I ragni degli oceani possono essere trovati in oceani ed estuari, dai piani mesolitorali fino a profondità abissali di oltre 6.000 m. Recentemente è stata avanzata l’ipotesi che le forme di vita più ancestrali risiedessero nelle profondità oceaniche, per poi avere colonizzato acque meno profonde negli ultimi 150 milioni di anni. Sono, inoltre, particolarmente abbondanti nelle acque polari, dove raggiungono dimensioni notevoli, sebbene le ragioni di questa tendenza al gigantismo non sono ancora chiare. In entrambi i sessi le gonadi sono alloggiate nelle zampe, per poi essere rilasciate nell’acqua attraverso i gonopori, delle piccole aperture. Le zampe degli esemplari maschili ospitano anche le ghiandole del cemento, il cui secreto viscoso aiuta a trattenere le uova fecondate adesso agli ovigeri, caratteristica discriminante dei due sessi. Le uova si svilupperanno in larve che, 11 mesi più tardi, raggiungeranno lo stadio adulto. Molte specie sono carnivore e si cibano di spugne, cnidari e molluschi ed altrettante sono state osservate in associazione a anemoni di mare sul substrato marino. Riescono sia a nuotare che a camminare, con diverse modalità a seconda della specie di appartenenza e dello stadio di sviluppo. Molti ragni degli oceani nuotano raccogliendo o sbattendo ritmicamente le zampe, altri riescono a percepire le variazioni della pressione esterna e alternare il nuoto alla camminata. Lo stadio larvale non è planctonico, anche se le specie che hanno colonizzato acque poco profonde possano decidere di migrare in acque più profonde con cadenza stagionale.

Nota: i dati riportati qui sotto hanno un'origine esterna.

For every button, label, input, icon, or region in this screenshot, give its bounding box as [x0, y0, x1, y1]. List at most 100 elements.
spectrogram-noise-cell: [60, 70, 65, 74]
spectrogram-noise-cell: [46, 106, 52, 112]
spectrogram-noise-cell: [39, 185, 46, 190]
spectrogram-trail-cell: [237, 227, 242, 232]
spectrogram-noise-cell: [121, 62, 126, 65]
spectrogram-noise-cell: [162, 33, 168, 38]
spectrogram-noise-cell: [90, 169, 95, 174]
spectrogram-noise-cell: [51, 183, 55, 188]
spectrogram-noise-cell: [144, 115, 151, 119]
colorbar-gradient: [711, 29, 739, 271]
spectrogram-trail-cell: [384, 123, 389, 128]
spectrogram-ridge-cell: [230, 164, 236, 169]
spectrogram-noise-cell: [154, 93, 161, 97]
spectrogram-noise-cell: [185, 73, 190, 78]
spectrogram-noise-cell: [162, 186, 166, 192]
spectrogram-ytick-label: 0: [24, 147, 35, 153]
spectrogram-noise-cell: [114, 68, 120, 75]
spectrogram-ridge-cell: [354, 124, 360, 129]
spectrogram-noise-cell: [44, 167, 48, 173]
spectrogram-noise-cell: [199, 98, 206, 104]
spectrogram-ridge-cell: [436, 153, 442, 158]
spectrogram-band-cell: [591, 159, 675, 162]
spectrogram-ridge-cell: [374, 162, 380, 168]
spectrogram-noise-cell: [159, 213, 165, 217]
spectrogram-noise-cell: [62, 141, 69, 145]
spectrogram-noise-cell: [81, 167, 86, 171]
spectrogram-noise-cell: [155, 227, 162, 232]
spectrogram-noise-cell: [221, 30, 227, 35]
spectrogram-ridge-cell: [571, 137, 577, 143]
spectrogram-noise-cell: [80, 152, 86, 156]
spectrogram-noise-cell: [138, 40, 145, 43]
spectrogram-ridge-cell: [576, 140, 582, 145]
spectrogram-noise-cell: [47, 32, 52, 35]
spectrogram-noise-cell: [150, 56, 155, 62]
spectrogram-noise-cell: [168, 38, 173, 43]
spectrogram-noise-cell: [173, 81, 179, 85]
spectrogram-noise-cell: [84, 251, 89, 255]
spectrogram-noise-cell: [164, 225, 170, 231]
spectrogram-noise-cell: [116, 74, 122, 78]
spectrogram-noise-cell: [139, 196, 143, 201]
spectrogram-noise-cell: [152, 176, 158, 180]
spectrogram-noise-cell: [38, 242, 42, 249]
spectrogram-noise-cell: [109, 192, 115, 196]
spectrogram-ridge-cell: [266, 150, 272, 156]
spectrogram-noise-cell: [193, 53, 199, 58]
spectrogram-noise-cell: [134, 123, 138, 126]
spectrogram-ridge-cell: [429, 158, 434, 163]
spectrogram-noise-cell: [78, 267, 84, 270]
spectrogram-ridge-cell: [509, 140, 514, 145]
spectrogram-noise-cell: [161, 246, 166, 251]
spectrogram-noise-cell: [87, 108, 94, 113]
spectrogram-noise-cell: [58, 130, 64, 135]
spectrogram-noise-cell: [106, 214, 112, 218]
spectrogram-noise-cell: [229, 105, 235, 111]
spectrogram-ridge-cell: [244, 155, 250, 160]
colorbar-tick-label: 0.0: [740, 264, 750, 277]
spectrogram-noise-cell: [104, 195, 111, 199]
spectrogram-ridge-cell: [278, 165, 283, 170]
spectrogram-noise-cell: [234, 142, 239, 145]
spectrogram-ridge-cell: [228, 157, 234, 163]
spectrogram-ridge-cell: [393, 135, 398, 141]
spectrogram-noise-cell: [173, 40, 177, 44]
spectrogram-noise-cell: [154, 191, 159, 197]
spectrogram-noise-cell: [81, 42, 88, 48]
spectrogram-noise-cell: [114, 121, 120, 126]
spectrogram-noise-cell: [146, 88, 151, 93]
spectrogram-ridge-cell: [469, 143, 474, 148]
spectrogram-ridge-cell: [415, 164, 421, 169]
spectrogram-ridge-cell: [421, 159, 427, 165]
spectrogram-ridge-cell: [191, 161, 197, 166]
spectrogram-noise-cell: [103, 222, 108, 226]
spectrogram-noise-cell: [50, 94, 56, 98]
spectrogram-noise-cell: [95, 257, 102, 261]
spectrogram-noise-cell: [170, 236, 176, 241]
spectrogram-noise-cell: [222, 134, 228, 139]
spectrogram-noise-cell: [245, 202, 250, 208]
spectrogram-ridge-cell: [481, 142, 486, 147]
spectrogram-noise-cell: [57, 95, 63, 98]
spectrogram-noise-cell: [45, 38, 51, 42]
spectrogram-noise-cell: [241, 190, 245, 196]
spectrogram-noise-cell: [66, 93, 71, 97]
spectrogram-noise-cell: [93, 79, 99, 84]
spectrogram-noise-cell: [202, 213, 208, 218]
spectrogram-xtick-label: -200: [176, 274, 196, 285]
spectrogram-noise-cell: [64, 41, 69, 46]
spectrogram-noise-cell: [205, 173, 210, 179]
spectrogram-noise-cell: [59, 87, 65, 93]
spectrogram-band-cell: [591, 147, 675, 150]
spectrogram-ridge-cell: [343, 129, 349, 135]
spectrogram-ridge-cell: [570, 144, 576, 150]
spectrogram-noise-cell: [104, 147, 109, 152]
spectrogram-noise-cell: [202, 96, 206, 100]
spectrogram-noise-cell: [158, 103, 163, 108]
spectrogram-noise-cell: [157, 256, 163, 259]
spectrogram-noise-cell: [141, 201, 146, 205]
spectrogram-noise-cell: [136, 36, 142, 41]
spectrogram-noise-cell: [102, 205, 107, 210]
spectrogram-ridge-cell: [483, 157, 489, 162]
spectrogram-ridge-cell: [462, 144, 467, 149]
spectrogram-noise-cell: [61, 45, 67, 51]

Vi sono oltre 1300 specie di Picnogonidi e, in base alla morfologia, la maggior parte viene inclusa nel subphylum Chelicerata, che include ragni, cavallucci marini, scorpioni giganti abissali (quest’ultimi ormai estinti) e molti altri. In tutti questi organismi le appendici cefaliche sono modificate e artigliate a formare l’apparato boccale dei cheliceri (nei ragni degli oceani chelifori). Tuttavia, non ci sono sufficienti evidenze molecolari che supportano o falsificano questo tipo di classificazione: dallo studio di sequenze di DNA corrispondenti di 62 geni nucleari di 75 specie di artropodi, tra cui 5 di Picnogonidi, non è emersa infatti alcuna correlazione chiara tra quest’ultimi e i Chelicerati. Nel 2005, studi di neuroanatomia hanno rivelato che i chelifori dei ragni abissali sembrano essere innervati dal protocerebrum (una divisione del sistema nervoso degli artropodi) piuttosto che dal deuterocerebroum, come invece si verifica nei Chelicerati. Ciò suggerisce che i ragni degli oceani potrebbero non essere Chelicerati, ma altre evidenze morfologiche e molecolari devono essere ancora implementate nei grandi dataset filogenetici per chiarire una volta per tutte la posizione dei Picnogonidi all’interno del phylum. Non si registra una presenza massiccia di fossili di ragni degli oceani: è stato ritrovato un fossile di Picnogonidi allo stato larvale squisitamente conservato dal Cambriano superiore dai depositi “Orsten”, intorno ai 500 milioni di anni fa, ma anche fossili risalenti al Siluriano, Devoniano e Giurassico. Alcuni degli esemplari del Devoniano sono relativamente primitivi e conservano la coda (assente nelle specie moderne). A questo punto non resta che chiedersi quale sarà il futuro di questi organismi relativo al loro inquadramento in termini filogenetici. Molti dati devono ancora essere raccolti ed altrettanto numerose sono le domande che ancora bisogna porsi. Le risposte a queste domande non solo risolveranno uno dei più grandi e spinosi quesiti della biologia evoluzionistica, ma daranno una repentina accelerazione a studi funzionali, in accezioni più disparate, su queste bizzarre ed enigmatiche forme di vita.